In addition to the above standard recipe, it is common for individuals to add other ingredients such as cinnamon, raisins, strawberry, molasses, and lemon or lime juice. Some recipes are said to include grated tortoiseshell, or sea turtle penis shaft for aphrodisiac effect. The concoction is usually kept at room temperature and served in a shot glass.

==Consuming==

Mamajuana is available in three varieties:
- Prepackaged dry ingredients, which the customer cures and macerates
- Ready to drink, including the ingredients in the bottle
- Ready to drink, filtered and bottled

The most common way of consuming mamajuana in the Dominican Republic is neat (straight up) or as a room-temperature shot.
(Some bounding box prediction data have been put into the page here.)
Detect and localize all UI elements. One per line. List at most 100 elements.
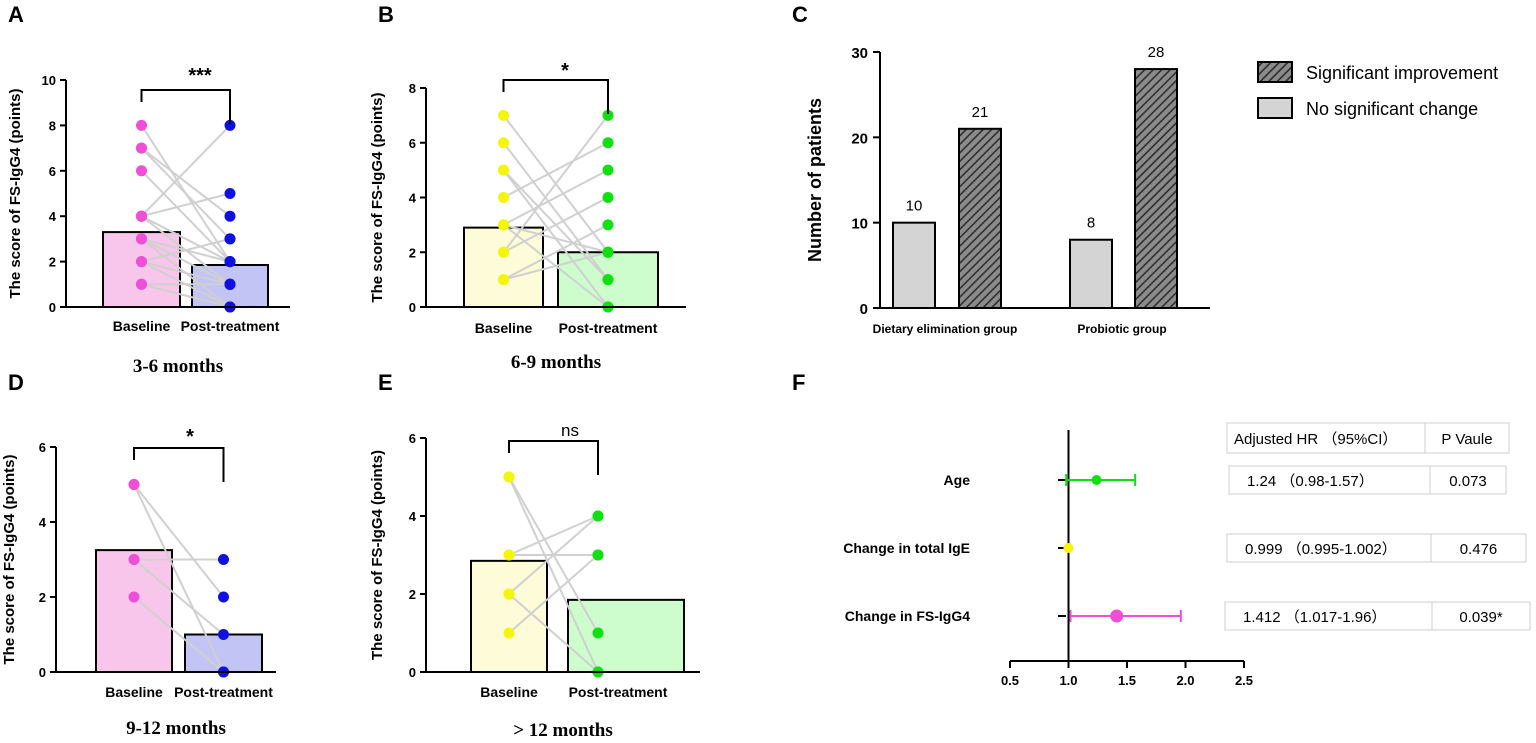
panel-d-pair-line (133, 484, 225, 673)
panel-a-y-tick-label: 2 (49, 255, 56, 270)
panel-b-post-point (602, 192, 614, 203)
panel-f-ci-text: 1.24 （0.98-1.57） (1247, 473, 1374, 490)
panel-a-category-post-treatment: Post-treatment (181, 318, 280, 334)
panel-c-y-tick-label: 30 (851, 45, 868, 62)
panel-a-baseline-point (136, 210, 147, 222)
panel-a-pair-line (141, 237, 231, 263)
panel-a-baseline-point (136, 119, 147, 131)
panel-b-y-tick-label: 6 (409, 136, 416, 151)
panel-a-post-point (224, 256, 236, 268)
panel-b-category-baseline: Baseline (475, 320, 533, 336)
panel-b-baseline-point (498, 192, 509, 203)
panel-c-y-tick-label: 20 (851, 130, 868, 147)
panel-d-pair-line (133, 596, 225, 673)
panel-a-post-point (224, 278, 236, 290)
panel-d-post-point (218, 554, 229, 565)
panel-a-pair-line (141, 215, 231, 263)
panel-b-pair-line (502, 114, 609, 253)
panel-e-y-tick-label: 0 (409, 665, 416, 680)
panel-c-category-probiotic: Probiotic group (1077, 322, 1166, 336)
panel-c-letter: C (792, 2, 808, 27)
panel-e-y-axis-label: The score of FS-IgG4 (points) (369, 450, 386, 660)
panel-b-pair-line (502, 224, 609, 308)
panel-c-bar-improvement-probiotic (1134, 68, 1178, 309)
panel-f-x-tick-label: 0.5 (1001, 673, 1019, 688)
panel-b-post-point (602, 274, 614, 286)
panel-b-y-tick-label: 2 (409, 245, 416, 260)
panel-f-row-label: Change in FS-IgG4 (845, 608, 970, 624)
panel-b-post-point (602, 137, 614, 149)
panel-f-p-cell (1431, 601, 1531, 631)
panel-f-row-label: Change in total IgE (843, 540, 970, 556)
panel-b-post-point (602, 246, 614, 258)
panel-e-significance-bracket (508, 440, 599, 475)
panel-f-p-text: 0.476 (1460, 541, 1498, 558)
panel-a-baseline-point (136, 233, 147, 245)
panel-f-point-estimate (1063, 543, 1074, 553)
panel-b-pair-line (503, 141, 609, 199)
panel-f-row-label: Age (944, 472, 971, 488)
panel-d-pair-line (133, 483, 225, 598)
panel-f-p-cell (1430, 533, 1527, 563)
panel-c-category-dietary: Dietary elimination group (873, 322, 1018, 336)
panel-d-significance-label: * (186, 426, 194, 448)
panel-a-pair-line (140, 124, 231, 217)
panel-b-post-point (602, 164, 614, 176)
panel-f-letter: F (792, 370, 805, 395)
panel-e-pair-line (508, 554, 599, 634)
panel-a-pair-line (141, 260, 231, 286)
panel-c-bar-no-change-dietary (892, 221, 936, 310)
panel-f-point-estimate (1110, 609, 1124, 623)
panel-e-y-tick-label: 4 (409, 509, 417, 524)
panel-a-post-point (224, 210, 236, 222)
panel-b-post-point (602, 219, 614, 231)
panel-b-baseline-point (498, 164, 509, 176)
panel-b-category-post-treatment: Post-treatment (559, 320, 658, 336)
panel-c-legend-improvement: Significant improvement (1306, 63, 1498, 83)
panel-a-y-axis-label: The score of FS-IgG4 (points) (7, 88, 24, 298)
panel-f-ci-text: 0.999 （0.995-1.002） (1245, 541, 1397, 558)
panel-b-baseline-point (498, 137, 509, 149)
panel-e-pair-line (508, 593, 599, 673)
panel-c-data-label: 8 (1087, 215, 1095, 232)
panel-f-x-tick-label: 1.0 (1059, 673, 1077, 688)
panel-a-pair-line (141, 238, 231, 286)
panel-a-y-tick-label: 4 (49, 209, 57, 224)
panel-e-baseline-point (503, 549, 515, 561)
panel-c-y-axis-label: Number of patients (805, 98, 825, 262)
panel-b-significance-bracket (502, 79, 609, 114)
panel-b-baseline-point (498, 274, 509, 286)
panel-c-y-tick-label: 0 (860, 301, 868, 318)
panel-e-letter: E (378, 370, 393, 395)
panel-a-post-point (224, 188, 236, 199)
panel-d-category-post-treatment: Post-treatment (174, 684, 273, 700)
panel-f-ci-text: 1.412 （1.017-1.96） (1243, 609, 1386, 626)
panel-d-pair-line (133, 558, 225, 636)
panel-a-category-baseline: Baseline (113, 318, 171, 334)
panel-b-bar-baseline (463, 226, 544, 308)
panel-a-post-point (224, 119, 236, 131)
panel-d-y-axis-label: The score of FS-IgG4 (points) (1, 454, 18, 664)
panel-a-baseline-point (136, 278, 147, 290)
panel-a-baseline-point (136, 142, 147, 154)
panel-c-legend-no-change: No significant change (1306, 99, 1478, 119)
panel-e-pair-line (508, 515, 599, 595)
panel-e-subtitle: > 12 months (513, 720, 613, 741)
panel-c-data-label: 21 (972, 104, 989, 121)
panel-d-bar-post-treatment (184, 633, 263, 673)
panel-f-p-text: 0.073 (1449, 473, 1487, 490)
panel-b-y-axis-label: The score of FS-IgG4 (points) (369, 92, 386, 302)
panel-d-significance-bracket (133, 447, 225, 482)
panel-b-letter: B (378, 2, 394, 27)
panel-a-pair-line (141, 192, 231, 218)
panel-f-header-ci: Adjusted HR （95%CI） (1234, 431, 1397, 448)
panel-c-legend-swatch-improvement (1257, 61, 1293, 83)
panel-f-x-tick-label: 2.5 (1235, 673, 1253, 688)
panel-d-bar-baseline (95, 549, 173, 673)
panel-e-pair-line (508, 476, 599, 673)
panel-f-point-estimate (1091, 475, 1102, 485)
panel-d-letter: D (8, 370, 24, 395)
panel-c-data-label: 10 (906, 198, 923, 215)
panel-c-bar-improvement-dietary (958, 127, 1002, 309)
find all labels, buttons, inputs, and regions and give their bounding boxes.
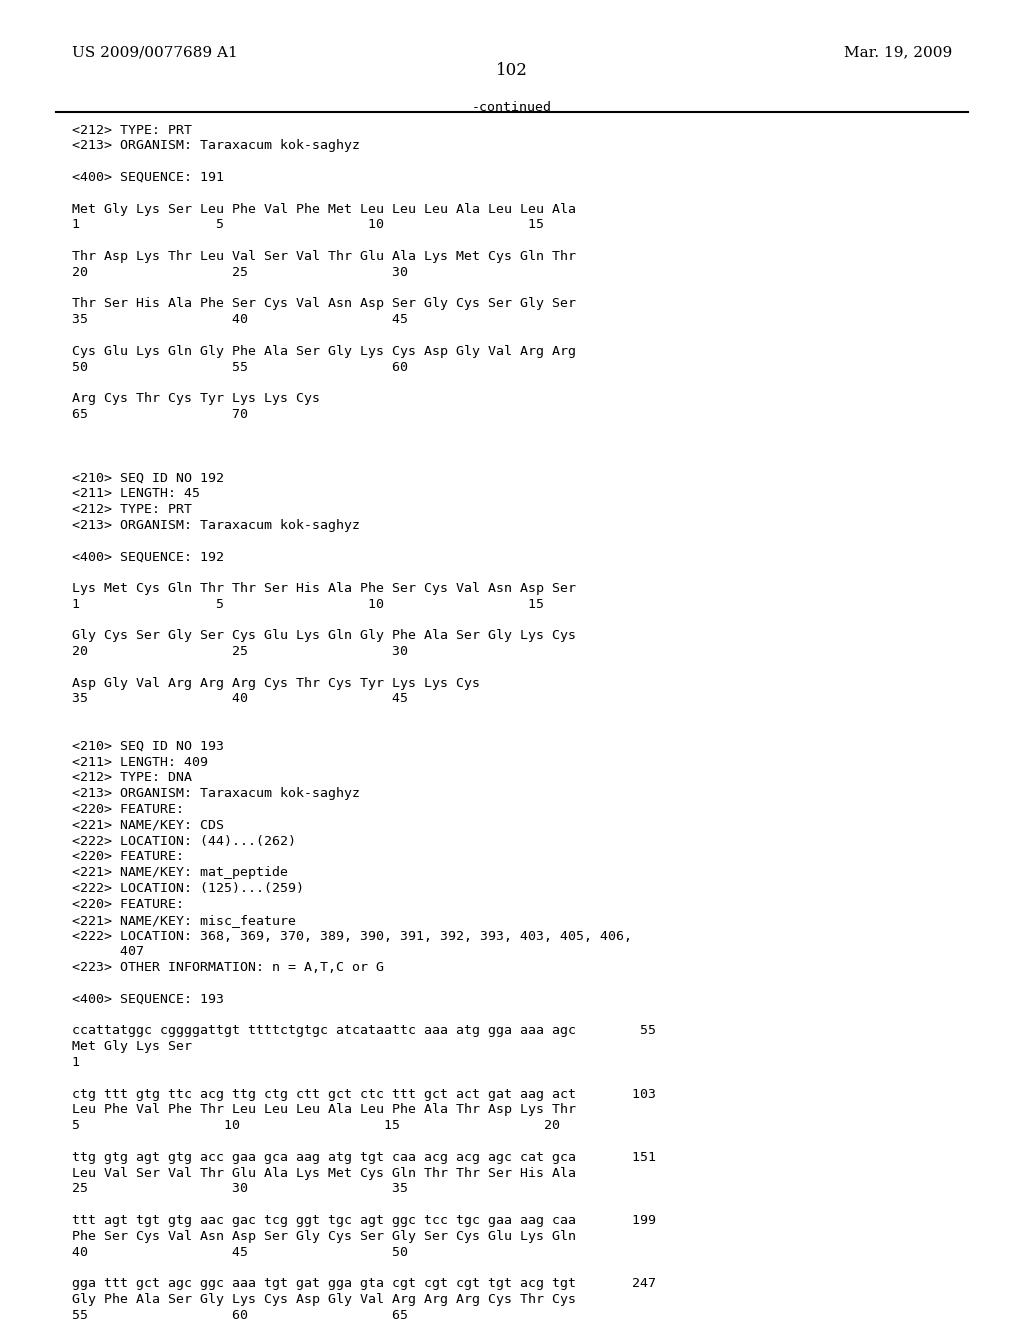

With the popularization of ready to drink brands, there has been a growing interest for mamajuana amongst mixologists. Many bars, restaurants and other on-premise establishments now offer mamajuana recipes in their beverage programs.

Besides the Dominican Republic, there has also been an increase in mamajuana consumption in Miami, New York, New Jersey, Pennsylvania, Maryland, Spain, Norway, Germany, Portugal, Chile, Cuba and Perú. With the introduction of commercial brands Mamajuana is becoming known worldwide.

== Commercial production ==

While mamajuana is traditionally prepared at home by macerating rum with local herbs, roots, and spices, several companies now produce standardized, ready-to-drink versions for domestic sale and international export. Commercial brands include:

Candela Mamajuana – A botanical rum produced in the Dominican Republic that uses the traditional mamajuana recipe. Made with native botanicals and aged rum. It is commercialized in retail stores such as Total Wine & More, Big Daddy's Liquors, and online

Karibik Mamajuana – A producer of herbal mamajuana liqueurs for both local consumption in the Dominican Republic and international customers. It is frequently cited in travel and cultural guides covering Dominican spirits.

Don Ramón Mamajuana – A commercially bottled interpretation of mamajuana noted in guides to Dominican beverages. The brand produces ready-to-drink mamajuana derived from the traditional mixture of roots and spices.

Casa Mamajuana – A producer that markets mamajuana-style herbal liqueurs within the Dominican Republic and abroad.